Like faith, the word opinion refers to an act of the knower and does not require the thing held as probably true to be really true. One forms an opinion by assessing the evidence for the truth of a proposition as weighty enough to make the proposition more likely true than not. In contrast, faith trusts the word of someone it believes really knows. In this sense, faith stands higher in the order of knowledge than opinion.

What is Certainty?

Certainty is a measure of the subjective purity with which a belief is held. A belief held with certainty by someone is beyond doubt to this person. They hold it with untroubled passion. However, certainty is not a measure of truth or knowledge. One can be certain that a falsehood is true and that a truth is false.

Are Christian Beliefs Knowledge, Opinion, Certainties, Or Faith?

As we proceed in our study, we will see that many of the central Christian beliefs are held by faith. However, as I argued above, their being held by faith does not rule out their also being knowledge, that is, true, justified or warranted belief. Some Christian beliefs are supported by intellectual and empirical intuition. Some require a chain of logical reasoning. Other beliefs fall into the category of opinion. And Christians experience different levels of certainty in their faith at different times.

 

Thinking and Thoughtfulness: Part 3 Introspection

Introspection

Introspection is also an important operation of reason and a necessary prelude to thoughtfulness. It attempts to look within our inner consciousness to see it apart from our relationship to external objects. Introspection works to isolate, observe and relate distinct feelings, moods, memories, ideas and values in the mind or soul. Perhaps Augustine’s Confessions does not conform exactly to my definition of introspection–which I admit is rather radical and “pure”–but it does provide an excellent example of the inward-turned eye that sorts and sifts motive from motive and feeling from feeling seeking deeper self-knowledge. Jean-Jacques Rousseau’s The Reveries of a Solitary Walker, though narcissistic and dripping with self-pity, also displays an astounding inward awareness that is quite instructive about what we can learn from introspection.

Without introspection our consciousness would be engulfed by wave after wave of sensation or lost in abstractions of thought. Socrates’ observation that “the unexamined life is not worth living” comes to mind here. Apart from some introspection there is no self-knowledge and without self-knowledge we could not distinguish between the life we freely enact and events that merely happen in, to or through us.

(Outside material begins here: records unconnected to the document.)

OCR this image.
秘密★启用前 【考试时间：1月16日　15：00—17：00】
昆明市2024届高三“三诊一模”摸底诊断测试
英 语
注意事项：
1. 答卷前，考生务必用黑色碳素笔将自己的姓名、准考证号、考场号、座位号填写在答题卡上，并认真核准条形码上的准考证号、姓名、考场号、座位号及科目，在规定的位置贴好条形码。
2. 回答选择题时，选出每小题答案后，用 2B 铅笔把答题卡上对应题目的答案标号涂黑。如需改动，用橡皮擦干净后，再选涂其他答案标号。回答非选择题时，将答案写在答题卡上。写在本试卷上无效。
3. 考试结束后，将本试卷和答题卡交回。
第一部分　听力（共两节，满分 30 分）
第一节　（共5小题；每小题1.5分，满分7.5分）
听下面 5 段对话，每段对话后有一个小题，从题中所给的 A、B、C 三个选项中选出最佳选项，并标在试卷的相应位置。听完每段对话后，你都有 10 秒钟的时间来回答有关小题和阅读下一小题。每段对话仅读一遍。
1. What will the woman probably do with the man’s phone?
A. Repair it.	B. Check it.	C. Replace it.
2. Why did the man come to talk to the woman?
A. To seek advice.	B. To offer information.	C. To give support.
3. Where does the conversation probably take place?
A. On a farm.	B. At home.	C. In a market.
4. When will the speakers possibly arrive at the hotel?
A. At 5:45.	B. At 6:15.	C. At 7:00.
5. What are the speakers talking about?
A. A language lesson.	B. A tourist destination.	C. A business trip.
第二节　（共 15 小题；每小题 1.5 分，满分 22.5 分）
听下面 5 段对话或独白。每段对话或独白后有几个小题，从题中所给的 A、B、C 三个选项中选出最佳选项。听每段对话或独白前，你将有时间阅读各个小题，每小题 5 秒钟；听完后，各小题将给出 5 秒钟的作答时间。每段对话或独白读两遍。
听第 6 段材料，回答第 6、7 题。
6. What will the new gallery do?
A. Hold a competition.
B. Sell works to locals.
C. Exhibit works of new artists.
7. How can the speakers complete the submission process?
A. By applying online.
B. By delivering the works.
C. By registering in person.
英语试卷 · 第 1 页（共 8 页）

Notice how introspection relates to common sense and scientific thought.  In distinction from common sense, introspection isolates the self from external relations by ignoring the external causes of internal experience. In analogy to science, it treats relations within the self like science treats relations among things external to the self. It wants to see its feelings and moods, beliefs and ideas and their interrelationships undistorted by their external relations. Whereas science wants to escape the distorting influence of internal subjectivity on our knowledge of external things, introspection wants to escape the clouding influence of external things on awareness of our internal condition. If science risks self-deception by ignoring the influence of the subjective on our knowledge of the external world, introspection risks self-deception by thinking it can isolate our internal subjectivity from the external world.

Introspection alone cannot lead to complete self-understanding because the self exists only in relation to the not-self, to the external world of people, nature and things. Nonetheless, introspection is valuable because we cannot think everything at once. We cannot think about the self in itself and its relation to external objects and the characteristics of the objects in themselves in one thought at one time. To achieve greater understanding we must move back and forth between part and whole, inside and outside, self and other to grasp all dimensions of something…even if that something is us.